Institutions : les Français d’accord
Les salariés inquiets
Invités à choisir le mot résumant le mieux leur état d’esprit lorsqu’ils pensent à leur travail, près de la moitié des salariés (48 %) ont cité l’inquiétude (+ 9 points par rapport à février) ou le stress (40 %, + 1 point), tandis que la colère (21 %, + 4 points) et la résignation (18 %, + 1 point) progressent. Le pourcentage de salariés s’identifiant à des sentiments négatifs en pensant à leur travail est en constante hausse depuis l’élection présidentielle et atteint aujourd’hui 72 %.

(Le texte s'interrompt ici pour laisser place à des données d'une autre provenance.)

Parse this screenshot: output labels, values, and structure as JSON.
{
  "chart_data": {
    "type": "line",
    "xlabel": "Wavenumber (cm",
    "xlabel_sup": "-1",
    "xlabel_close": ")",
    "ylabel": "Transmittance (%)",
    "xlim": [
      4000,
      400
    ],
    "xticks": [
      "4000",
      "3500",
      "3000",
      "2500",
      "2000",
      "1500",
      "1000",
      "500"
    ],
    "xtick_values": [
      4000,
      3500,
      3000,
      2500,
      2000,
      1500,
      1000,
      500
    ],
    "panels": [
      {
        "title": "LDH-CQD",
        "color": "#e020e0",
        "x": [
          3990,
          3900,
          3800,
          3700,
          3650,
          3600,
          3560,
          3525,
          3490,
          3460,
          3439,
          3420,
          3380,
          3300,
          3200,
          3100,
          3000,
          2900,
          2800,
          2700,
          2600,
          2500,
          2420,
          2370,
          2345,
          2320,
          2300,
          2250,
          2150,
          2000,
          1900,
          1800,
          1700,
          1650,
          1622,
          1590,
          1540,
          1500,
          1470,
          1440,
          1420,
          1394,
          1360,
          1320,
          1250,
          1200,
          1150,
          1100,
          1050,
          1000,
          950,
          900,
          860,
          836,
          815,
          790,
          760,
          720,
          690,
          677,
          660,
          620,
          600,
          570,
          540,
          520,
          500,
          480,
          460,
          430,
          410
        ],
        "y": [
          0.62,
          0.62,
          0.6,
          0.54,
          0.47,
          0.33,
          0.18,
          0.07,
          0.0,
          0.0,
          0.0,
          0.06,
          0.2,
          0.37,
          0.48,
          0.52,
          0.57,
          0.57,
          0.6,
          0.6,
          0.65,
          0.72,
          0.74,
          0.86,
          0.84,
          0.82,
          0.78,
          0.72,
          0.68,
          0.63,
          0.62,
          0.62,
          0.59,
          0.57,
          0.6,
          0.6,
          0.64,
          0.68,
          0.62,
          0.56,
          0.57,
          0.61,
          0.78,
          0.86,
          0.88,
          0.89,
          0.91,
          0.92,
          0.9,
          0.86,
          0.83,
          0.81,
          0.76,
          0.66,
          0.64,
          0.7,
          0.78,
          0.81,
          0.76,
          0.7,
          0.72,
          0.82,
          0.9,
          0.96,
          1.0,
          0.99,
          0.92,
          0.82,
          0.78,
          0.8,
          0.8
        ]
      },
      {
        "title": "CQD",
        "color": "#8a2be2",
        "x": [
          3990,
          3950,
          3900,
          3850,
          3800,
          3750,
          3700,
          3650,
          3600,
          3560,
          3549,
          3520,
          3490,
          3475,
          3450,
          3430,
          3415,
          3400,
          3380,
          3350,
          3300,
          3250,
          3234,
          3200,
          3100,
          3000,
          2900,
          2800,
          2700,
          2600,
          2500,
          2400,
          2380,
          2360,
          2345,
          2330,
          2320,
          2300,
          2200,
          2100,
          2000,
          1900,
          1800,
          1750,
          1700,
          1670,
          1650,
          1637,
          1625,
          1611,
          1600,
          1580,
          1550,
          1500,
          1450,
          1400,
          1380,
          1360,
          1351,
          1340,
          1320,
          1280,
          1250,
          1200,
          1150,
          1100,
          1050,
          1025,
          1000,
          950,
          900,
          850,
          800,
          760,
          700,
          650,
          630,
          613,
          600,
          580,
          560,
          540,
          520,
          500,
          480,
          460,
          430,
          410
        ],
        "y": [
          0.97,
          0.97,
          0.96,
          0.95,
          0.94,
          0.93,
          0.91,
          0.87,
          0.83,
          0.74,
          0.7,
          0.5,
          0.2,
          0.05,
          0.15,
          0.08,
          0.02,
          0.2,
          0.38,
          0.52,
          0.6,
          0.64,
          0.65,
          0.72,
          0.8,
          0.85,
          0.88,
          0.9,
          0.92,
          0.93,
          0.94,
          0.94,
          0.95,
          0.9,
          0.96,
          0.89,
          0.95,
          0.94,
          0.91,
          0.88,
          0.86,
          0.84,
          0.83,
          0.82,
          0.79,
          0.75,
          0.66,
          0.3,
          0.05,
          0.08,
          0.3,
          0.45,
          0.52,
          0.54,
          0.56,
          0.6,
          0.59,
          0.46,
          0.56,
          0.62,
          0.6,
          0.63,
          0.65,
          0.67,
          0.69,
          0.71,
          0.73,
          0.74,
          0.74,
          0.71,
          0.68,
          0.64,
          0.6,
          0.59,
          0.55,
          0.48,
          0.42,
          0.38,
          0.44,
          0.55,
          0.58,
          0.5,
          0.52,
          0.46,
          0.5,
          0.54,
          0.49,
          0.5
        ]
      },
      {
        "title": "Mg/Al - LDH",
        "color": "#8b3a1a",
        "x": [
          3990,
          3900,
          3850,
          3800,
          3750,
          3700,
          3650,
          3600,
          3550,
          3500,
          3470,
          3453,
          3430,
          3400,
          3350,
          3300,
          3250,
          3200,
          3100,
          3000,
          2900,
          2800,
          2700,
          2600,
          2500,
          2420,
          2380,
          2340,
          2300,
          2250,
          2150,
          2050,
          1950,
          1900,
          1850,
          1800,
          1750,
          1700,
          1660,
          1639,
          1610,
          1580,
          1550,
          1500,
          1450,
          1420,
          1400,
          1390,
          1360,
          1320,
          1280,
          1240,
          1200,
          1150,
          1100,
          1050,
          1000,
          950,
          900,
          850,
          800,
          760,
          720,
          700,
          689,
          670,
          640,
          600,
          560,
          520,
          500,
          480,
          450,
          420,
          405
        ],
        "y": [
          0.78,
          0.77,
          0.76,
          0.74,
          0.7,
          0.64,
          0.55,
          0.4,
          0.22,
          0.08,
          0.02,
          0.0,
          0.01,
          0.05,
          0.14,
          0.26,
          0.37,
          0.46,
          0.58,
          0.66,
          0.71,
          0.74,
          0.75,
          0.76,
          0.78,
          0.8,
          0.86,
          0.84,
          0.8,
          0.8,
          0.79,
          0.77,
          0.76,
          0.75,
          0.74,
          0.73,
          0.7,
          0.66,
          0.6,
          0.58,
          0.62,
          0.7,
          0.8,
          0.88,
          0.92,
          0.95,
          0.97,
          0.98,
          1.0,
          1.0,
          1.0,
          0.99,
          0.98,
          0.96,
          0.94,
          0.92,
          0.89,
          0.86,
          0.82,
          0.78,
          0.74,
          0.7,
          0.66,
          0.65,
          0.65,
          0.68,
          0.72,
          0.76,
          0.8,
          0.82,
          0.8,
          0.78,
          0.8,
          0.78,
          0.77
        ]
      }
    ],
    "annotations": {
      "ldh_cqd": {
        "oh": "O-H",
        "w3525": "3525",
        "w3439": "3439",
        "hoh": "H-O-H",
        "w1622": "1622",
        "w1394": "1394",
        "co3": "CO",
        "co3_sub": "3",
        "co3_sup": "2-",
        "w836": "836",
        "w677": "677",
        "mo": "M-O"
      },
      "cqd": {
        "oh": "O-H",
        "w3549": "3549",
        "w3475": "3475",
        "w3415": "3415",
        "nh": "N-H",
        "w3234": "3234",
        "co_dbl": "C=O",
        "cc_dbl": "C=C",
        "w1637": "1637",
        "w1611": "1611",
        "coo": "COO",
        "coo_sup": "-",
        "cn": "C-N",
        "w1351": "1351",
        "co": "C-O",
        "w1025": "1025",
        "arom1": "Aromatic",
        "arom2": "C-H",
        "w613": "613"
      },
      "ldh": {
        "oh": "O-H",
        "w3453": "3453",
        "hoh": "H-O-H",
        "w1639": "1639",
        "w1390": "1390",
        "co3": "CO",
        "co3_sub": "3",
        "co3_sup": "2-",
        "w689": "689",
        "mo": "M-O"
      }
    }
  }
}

Sarkozy et l’UE : les Français sceptiques
Seuls 31 % des Français font confiance à Nicolas Sarkozy pour faire repartir la construction européenne après le “non” irlandais au traité de Lisbonne, contre 57 % affichant leur scepticisme. Seulement 39 % lui font confiance pour avoir un projet ambitieux pour l’Europe, contre 53 % d’un avis contraire (8 % ne se prononcent pas). Ils sont aussi partagés sur la capacité du président à faire preuve de diplomatie envers les partenaires européens : 44 % lui font confiance, contre 49 % d’un avis contraire.
TVA sur le pétrole : "oui" au plafonnement
Interrogés sur la proposition de Nicolas Sarkozy d’un plafonnement européen de la TVA sur les produits pétroliers, les Français sont 13 % à estimer que c’est une "très bonne idée" et 44 % que c’est une "assez bonne idée". Ils sont 20 % à penser que c’est une "assez mauvaise idée" et 12 % que c’est une "très mauvais idée". 11 % ne se prononcent pas.
Ipsos/Fédération française des automobile-clubs, 02/06/2008
Institutions : oui à la réforme
Quand on leur demande s’ils souhaitent que leur député vote ou non le projet de loi constitutionnelle, 51 % des sondés répondent oui, 21 % non, 28 % ne tranchant pas la question. Par ailleurs, 81 % des électeurs de l’UMP sont pour un oui de leur député au texte, les sympathisants socialistes étant plus partagés: le oui (41 %) l’emportant sur le non (32 %).
BVA/France Inter/Les Échos, 27/05/2008.
Sarkozy-Fillon : petite baisse
38 % des Français estiment que la réforme de l’État va trop vite et 33 % pas assez. Par ailleurs, 56 % des Français estiment que le non-remplacement d’un fonctionnaire sur deux partant à la retraite est une mauvaise mesure. Les plus hostiles sont les moins de 35 ans (63 %) et les catégories populaires (76 % des employés et 65 % des ouvriers). Les plus favorables sont les plus de 65 ans (55 %) et les artisans et commerçants (69 %).
Ifop/ Acteurs publics/Le Monde, 16/05/2008.